"To maintain the Bible standard of Christianity, and to preach the Gospel to the poor.”
The words are so simple we can miss their punch. These are the words of B.T. Roberts and the first Free Methodists as they founded the new movement in 1860. Since that time we have embraced the following five freedoms:
Freedom of all races to worship and live together. The FMC were and are abolitionists. We worked for the freedom of the slaves in 1860 and participated in the civil rights movement of the 1960’s. We formed abolitionist groups to free the slaves in our own nation and we have created an abolitionist movement today to set slaves free throughout the world.
Freedom of the poor to be treated with dignity in the church and in the world. The FMC ended the practice of requiring the poor to sit in the “free pews” at the back of the sanctuary and made all pews “free.” This commitment to leave socio-economic distinctions and prejudices outside the sanctuary and invite all people into true fellowship and acceptance is an ongoing commitment of our church.

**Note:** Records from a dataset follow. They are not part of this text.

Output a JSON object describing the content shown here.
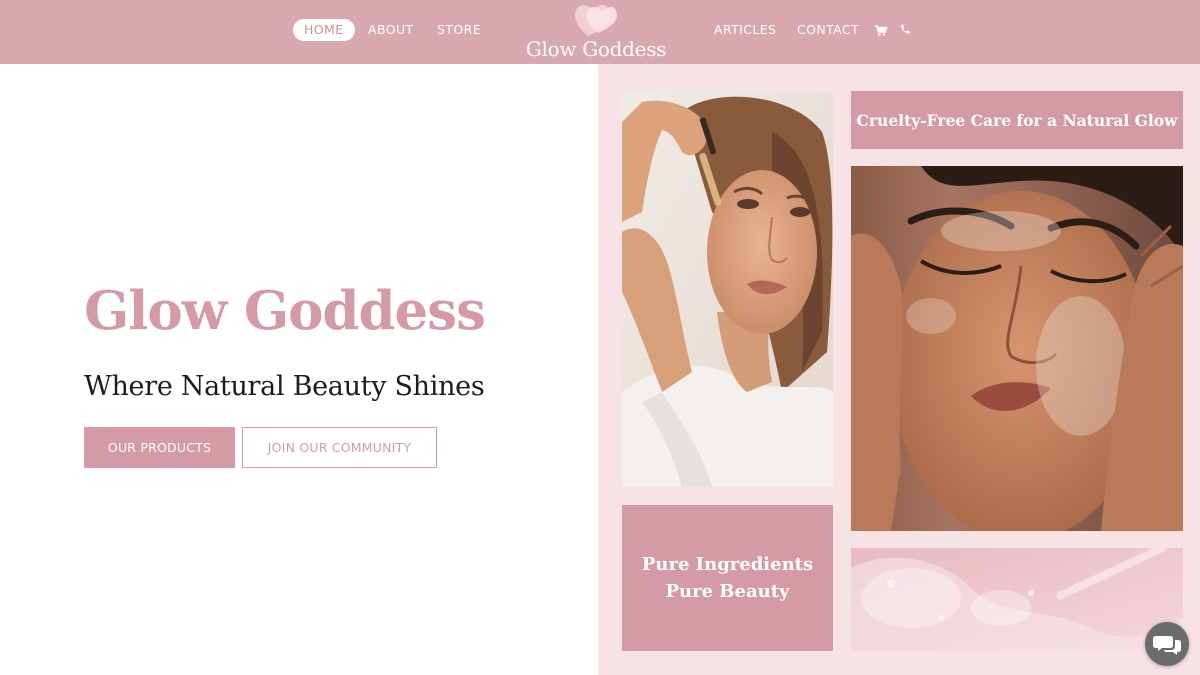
{
  "nav": {
    "items_left": [
      {
        "label": "HOME",
        "active": true
      },
      {
        "label": "ABOUT",
        "active": false
      },
      {
        "label": "STORE",
        "active": false
      }
    ],
    "items_right": [
      {
        "label": "ARTICLES",
        "active": false
      },
      {
        "label": "CONTACT",
        "active": false
      }
    ],
    "icons": [
      "cart-icon",
      "phone-icon"
    ],
    "logo_text": "Glow Goddess"
  },
  "hero": {
    "title": "Glow Goddess",
    "subtitle": "Where Natural Beauty Shines",
    "primary_button": "OUR PRODUCTS",
    "secondary_button": "JOIN OUR COMMUNITY"
  },
  "panel": {
    "tag_top": "Cruelty-Free Care for a Natural Glow",
    "tag_mid_line1": "Pure Ingredients",
    "tag_mid_line2": "Pure Beauty"
  },
  "chat": {
    "icon": "chat-bubbles-icon"
  },
  "colors": {
    "nav_bg": "#d8a8b0",
    "accent": "#d49ba6",
    "panel_bg": "#f7e3e6",
    "text_dark": "#1c1c1c"
  }
}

Freedom of women to be treated equal in the church, at home and in the world. The FMC ordains women to serve in the church and teaches equality in marriages. In harmony with a long tradition of equal opportunity for women to serve in the church from the days of the early church meeting in house to today’s recognition that God calls and gifts women as well as men to serve His church, we affirm God’s call and equip God’s leaders to serve.
Freedom of the laity to be given authority and decision-making positions within the church. The FMC ended the clergy domination of the church and opened up a consistent partnership with clergy and laity working together to do God’s work. This elevation of laity to use their spiritual gifts alongside those given pastoral gifts enriches all aspects of life in the church and protects against institutional abuse.
Freedom of the Holy Spirit in worship. The FMC gives freedom to each local congregation to follow the Spirit’s leading on how they worship. Some Free Methodist Churches worship in liturgical style with daily office, while others worship in charismatic style with praise choruses. A few have taken this freedom to create a blended style of worship that brings together a community of people of all ages and creates a family of God that accepts both sacramental liturgy and the Christian year as well the most recent of praises choruses and prayer services. Worship includes not only the music of praise and the study of Scripture but also the sharing of life in community.